According to a report by Times Select, President Cyril Ramaphosa’s lawyers have submitted in legal papers that Public Protector Busisiwe Mkhwebane was given two years’ worth of bank statements linked to the CR17 campaign funds that helped to get Ramaphosa elected ANC president.
This has apparently confounded his lawyers, since all she had been investigating, and was meant to have been investigating, was a R500,000 donation to the campaign from the controversial company Bosasa.
The Financial Intelligence Centre has been accused of breaking the law by being so freewheeling with SA banks’ private client information, which they are legally only allowed to have access to for the purposes of combating financial crimes.
Ramaphosa’s lawyers have further expressed the concern that Mkhwebane herself, or her office, leaked the CR17 bank statements, but she countered that someone else who must have done it as she wasn’t the only one with access to the documents.
Earlier this month, the presidency slammed the fact that the confidential banking information about the contributors to and recipients from Ramaphosa’s CR17 campaign had been leaked to the media.
Spokesperson Khusela Diko said the information, supposedly held only by the public protector, had included the bank statements of third parties, which had recorded private transactions and which were meant to be “strictly confidential”.
Laws that may compel public office bearers and parties to declare significant campaign donations have not yet been enacted in South Africa.
“The Presidency notes with grave concern what amounts to a violation of the constitutionally enshrined right to privacy. This is all the more troubling as it seems clear that this information had been, from the first instance, obtained in an illegal manner,” said Diko.
Two weeks ago, the high court granted a request to seal the banking records of donors to Ramaphosa’s campaign, though by then much of the info was already in the media’s hands.
As a result of the ruling, the public would not be able to access the financial records held by the court, which would usually be made available following their submission by Mkhwebane following Ramaphosa’s application for a judicial review of her report, which found the president had misled parliament over a R500,000 campaign donation from Bosasa CEO Gavin Watson.
She also claimed to be concerned about possible money laundering, which the presidency dismissed as evidence that she didn’t understand what money laundering actually is.
Peter Harris, a lawyer representing Ramaphosa, said in a letter to Judge Aubrey Ledwaba: “We submit that the bank statements of EFFG2, Linked Environmental Services, Ria Tenda Trust and Cyril Ramaphosa Foundation accounts contain confidential information which must be protected.”
The public protector’s spokesperson, Oupa Segalwe, said at the time that Mkhwebane would not appeal the decision, but expressed disappointment over the sealing of the banking details.
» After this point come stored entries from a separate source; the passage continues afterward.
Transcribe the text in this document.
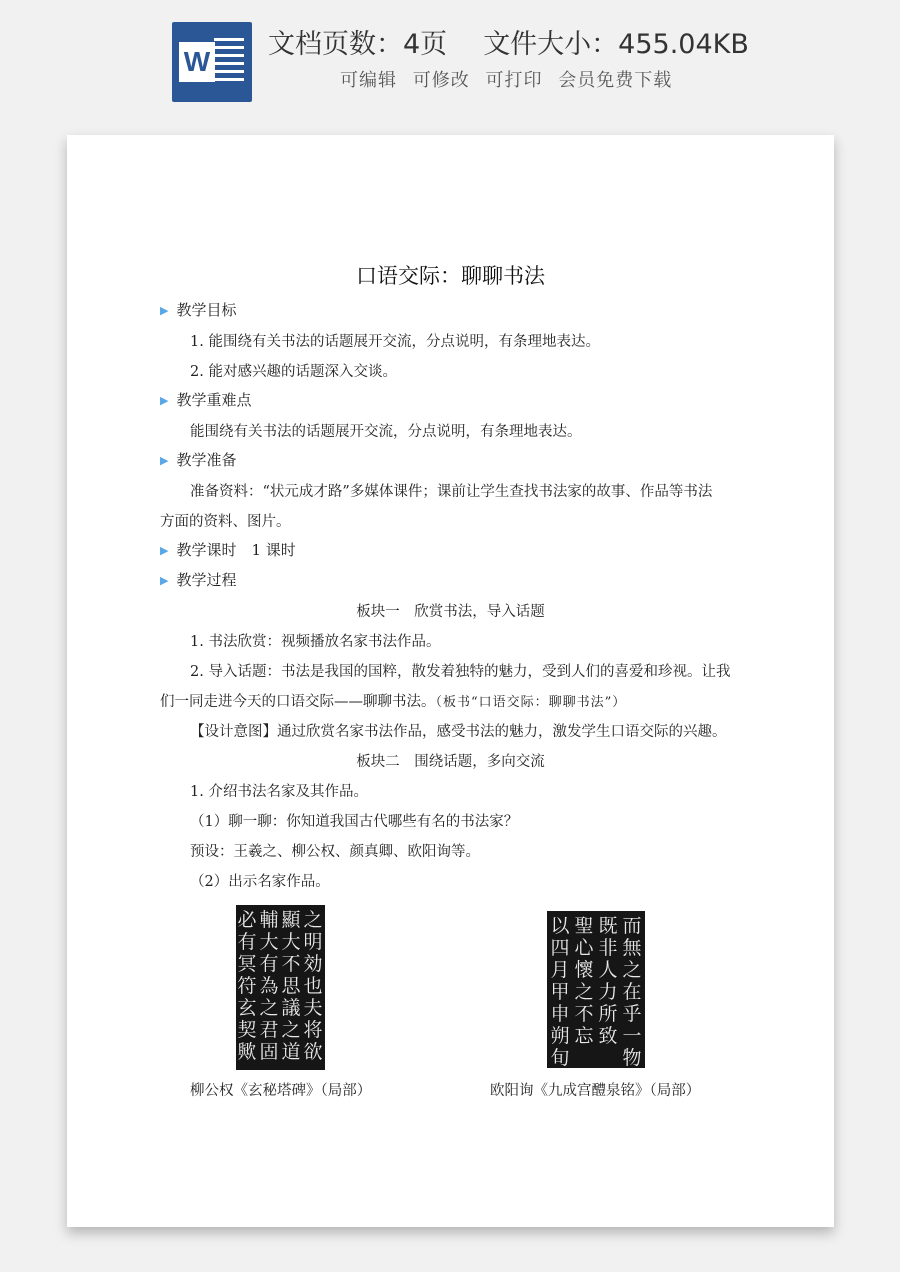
W
文档页数：4页 文件大小：455.04KB
可编辑 可修改 可打印 会员免费下载
口语交际：聊聊书法
▶ 教学目标
1. 能围绕有关书法的话题展开交流，分点说明，有条理地表达。
2. 能对感兴趣的话题深入交谈。
▶ 教学重难点
能围绕有关书法的话题展开交流，分点说明，有条理地表达。
▶ 教学准备
准备资料：“状元成才路”多媒体课件；课前让学生查找书法家的故事、作品等书法
方面的资料、图片。
▶ 教学课时　1 课时
▶ 教学过程
板块一　欣赏书法，导入话题
1. 书法欣赏：视频播放名家书法作品。
2. 导入话题：书法是我国的国粹，散发着独特的魅力，受到人们的喜爱和珍视。让我
们一同走进今天的口语交际——聊聊书法。（板书“口语交际：聊聊书法”）
【设计意图】通过欣赏名家书法作品，感受书法的魅力，激发学生口语交际的兴趣。
板块二　围绕话题，多向交流
1. 介绍书法名家及其作品。
（1）聊一聊：你知道我国古代哪些有名的书法家？
预设：王羲之、柳公权、颜真卿、欧阳询等。
（2）出示名家作品。
之
明
効
也
夫
将
欲
顯
大
不
思
議
之
道
輔
大
有
為
之
君
固
必
有
冥
符
玄
契
歟
柳公权《玄秘塔碑》（局部）
而
無
之
在
乎
一
物
既
非
人
力
所
致
聖
心
懷
之
不
忘
以
四
月
甲
申
朔
旬
欧阳询《九成宫醴泉铭》（局部）
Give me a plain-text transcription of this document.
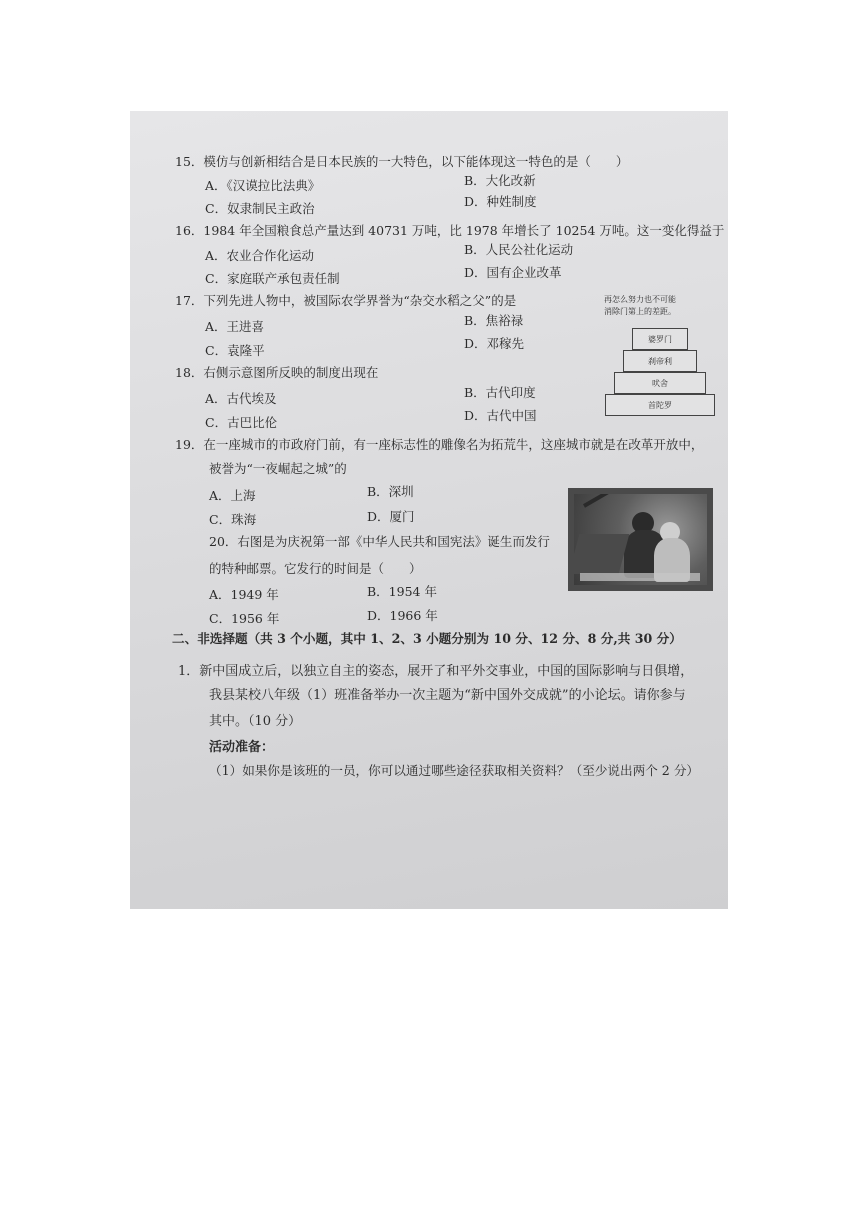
15．模仿与创新相结合是日本民族的一大特色，以下能体现这一特色的是（　　）
A．《汉谟拉比法典》	B．大化改新
C．奴隶制民主政治	D．种姓制度
16．1984 年全国粮食总产量达到 40731 万吨，比 1978 年增长了 10254 万吨。这一变化得益于
A．农业合作化运动	B．人民公社化运动
C．家庭联产承包责任制	D．国有企业改革
17．下列先进人物中，被国际农学界誉为“杂交水稻之父”的是
A．王进喜	B．焦裕禄
C．袁隆平	D．邓稼先
18．右侧示意图所反映的制度出现在
A．古代埃及	B．古代印度
C．古巴比伦	D．古代中国
再怎么努力也不可能
消除门第上的差距。
婆罗门
刹帝利
吠舍
首陀罗
19．在一座城市的市政府门前，有一座标志性的雕像名为拓荒牛，这座城市就是在改革开放中，
被誉为“一夜崛起之城”的
A．上海	B．深圳
C．珠海	D．厦门
20．右图是为庆祝第一部《中华人民共和国宪法》诞生而发行
的特种邮票。它发行的时间是（　　）
A．1949 年	B．1954 年
C．1956 年	D．1966 年
二、非选择题（共 3 个小题，其中 1、2、3 小题分别为 10 分、12 分、8 分,共 30 分）
1．新中国成立后，以独立自主的姿态，展开了和平外交事业，中国的国际影响与日俱增，
我县某校八年级（1）班准备举办一次主题为“新中国外交成就”的小论坛。请你参与
其中。（10 分）
活动准备：
（1）如果你是该班的一员，你可以通过哪些途径获取相关资料？（至少说出两个 2 分）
Segalwe said: “The judge took a decision to seal the records purely on the basis of the insinuations that the records were obtained illegally. It appears that the president was only interested in protecting his donors, who did not make representation that they did not want their details of financial funding be made public.”
The president was also granted an interdict, unopposed by the public protector, preventing her from enforcing any of the remedial action in her report until his judicial review had been concluded.